The civil suit, Sheppard et al v. Monsanto Company, was filed Feb. 2 in U.S. District Court in Honolulu by the Miller Firm of Orange, Virgina and Honolulu attorney Brian K. Mackintosh on behalf of the husband-and-wife duo.
The plaintiffs seek unspecified monetary damages, including compensatory damages, punitive damages and attorneys’ fees and court costs.
According to the complaint, Christine Sheppard had used Roundup on her commercial coffee farm in Hawaii in or around 1995 and continued to use the herbicide until 2004. She said she was diagnosed with cancer in 2003 and, as a result, was forced to sell her farm and move to California to undergo treatment.
“She’s been diagnosed with non-Hodgkin’s lymphoma, a very serious form of cancer that’s gone to Stage 4,” attorney Michael Miller told the Hawaii Tribune-Herald. “She’s had enormous treatment and now is in remission, but is in fear of it coming back. So, we’re seeking a fair amount of damages—her medical expenses, her pain, her suffering and her mental anguish. And we’ll ask a jury to put a number on that at an appropriate time.”

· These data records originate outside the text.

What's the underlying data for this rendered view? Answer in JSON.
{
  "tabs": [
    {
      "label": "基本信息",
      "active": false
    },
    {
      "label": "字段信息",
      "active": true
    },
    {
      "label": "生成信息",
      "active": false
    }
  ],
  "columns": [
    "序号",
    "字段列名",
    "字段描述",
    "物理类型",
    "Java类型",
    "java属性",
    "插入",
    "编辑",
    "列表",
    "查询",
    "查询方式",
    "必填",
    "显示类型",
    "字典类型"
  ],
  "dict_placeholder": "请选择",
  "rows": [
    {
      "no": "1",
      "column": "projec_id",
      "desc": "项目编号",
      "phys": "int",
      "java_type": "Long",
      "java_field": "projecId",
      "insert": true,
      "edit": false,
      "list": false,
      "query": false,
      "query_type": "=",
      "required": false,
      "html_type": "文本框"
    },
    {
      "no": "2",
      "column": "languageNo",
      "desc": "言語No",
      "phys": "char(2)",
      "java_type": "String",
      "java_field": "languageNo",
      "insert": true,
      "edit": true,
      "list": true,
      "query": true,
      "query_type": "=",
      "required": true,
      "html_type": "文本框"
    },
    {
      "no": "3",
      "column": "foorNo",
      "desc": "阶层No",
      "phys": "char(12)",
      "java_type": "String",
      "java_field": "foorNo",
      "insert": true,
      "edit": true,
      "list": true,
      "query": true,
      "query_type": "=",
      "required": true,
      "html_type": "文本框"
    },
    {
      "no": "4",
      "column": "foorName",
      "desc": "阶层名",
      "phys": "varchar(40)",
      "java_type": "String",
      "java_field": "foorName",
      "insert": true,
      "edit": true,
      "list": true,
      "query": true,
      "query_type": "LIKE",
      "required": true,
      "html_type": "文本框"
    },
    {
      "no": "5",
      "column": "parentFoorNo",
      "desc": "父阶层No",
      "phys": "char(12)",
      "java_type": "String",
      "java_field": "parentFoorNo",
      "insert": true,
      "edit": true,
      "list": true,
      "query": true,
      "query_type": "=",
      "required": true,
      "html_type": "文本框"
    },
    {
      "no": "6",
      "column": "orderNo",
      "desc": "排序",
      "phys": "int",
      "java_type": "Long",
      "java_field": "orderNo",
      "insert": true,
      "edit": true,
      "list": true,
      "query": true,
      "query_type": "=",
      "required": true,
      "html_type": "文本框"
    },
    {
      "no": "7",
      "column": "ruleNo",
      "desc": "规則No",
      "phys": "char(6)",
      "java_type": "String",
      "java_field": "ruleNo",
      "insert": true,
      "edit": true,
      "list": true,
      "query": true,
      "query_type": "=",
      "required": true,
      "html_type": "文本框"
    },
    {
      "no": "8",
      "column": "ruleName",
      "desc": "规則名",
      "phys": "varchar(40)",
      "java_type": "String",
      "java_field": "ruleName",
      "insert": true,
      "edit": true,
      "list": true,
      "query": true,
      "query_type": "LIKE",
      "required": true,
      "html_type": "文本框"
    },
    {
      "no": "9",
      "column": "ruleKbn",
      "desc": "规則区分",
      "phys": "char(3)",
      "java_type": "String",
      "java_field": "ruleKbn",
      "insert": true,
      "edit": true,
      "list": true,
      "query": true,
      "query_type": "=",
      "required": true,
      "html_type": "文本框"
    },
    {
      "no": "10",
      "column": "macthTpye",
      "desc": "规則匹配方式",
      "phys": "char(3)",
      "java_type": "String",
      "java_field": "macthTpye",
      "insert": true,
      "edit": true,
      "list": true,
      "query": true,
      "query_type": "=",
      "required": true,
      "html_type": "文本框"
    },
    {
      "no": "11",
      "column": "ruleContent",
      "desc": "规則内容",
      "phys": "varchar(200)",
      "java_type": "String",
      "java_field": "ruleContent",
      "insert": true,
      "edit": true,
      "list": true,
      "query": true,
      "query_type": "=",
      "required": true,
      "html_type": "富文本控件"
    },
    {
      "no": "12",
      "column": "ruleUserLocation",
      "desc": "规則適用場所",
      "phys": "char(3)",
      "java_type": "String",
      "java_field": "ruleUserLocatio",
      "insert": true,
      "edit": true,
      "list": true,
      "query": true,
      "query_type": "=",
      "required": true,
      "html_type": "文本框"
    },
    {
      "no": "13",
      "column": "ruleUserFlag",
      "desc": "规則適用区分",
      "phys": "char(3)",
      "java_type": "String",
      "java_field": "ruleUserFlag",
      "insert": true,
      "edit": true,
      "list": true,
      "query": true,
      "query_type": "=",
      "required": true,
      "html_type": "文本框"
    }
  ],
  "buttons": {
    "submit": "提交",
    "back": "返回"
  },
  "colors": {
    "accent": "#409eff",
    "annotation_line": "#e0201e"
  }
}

The filing states Monsanto “knew or had reason to know that its Roundup products were defective and were inherently dangerous and unsafe when used in the manner instructed and provided by defendant.”
“Agricultural workers are, once again, victims of corporate greed,” it continues. “Monsanto assured the public that Roundup was harmless. In order to prove this, Monsanto championed falsified data and attacked legitimate studies that revealed its dangers. Monsanto led a prolonged campaign of misinformation to convince government agencies, farmers and the general public that Roundup was safe.”
The Miller Firm also helped Sheppard file an earlier lawsuit in November in California federal court. A month later, Monsanto asked the court to dismiss the suit, saying that the court has no jurisdiction over Sheppard’s claims since her allegedly cancer-causing exposure happened in Hawaii and the company is headquartered in Missouri, according to Law360.
Monsanto also argued then that the “plaintiff’s allegations are directly contradicted not only by the U.S. Environmental Protection Agency’s prior express approval of the product and product label but also by EPA’s consistent findings that glyphosate is not carcinogenic to humans.”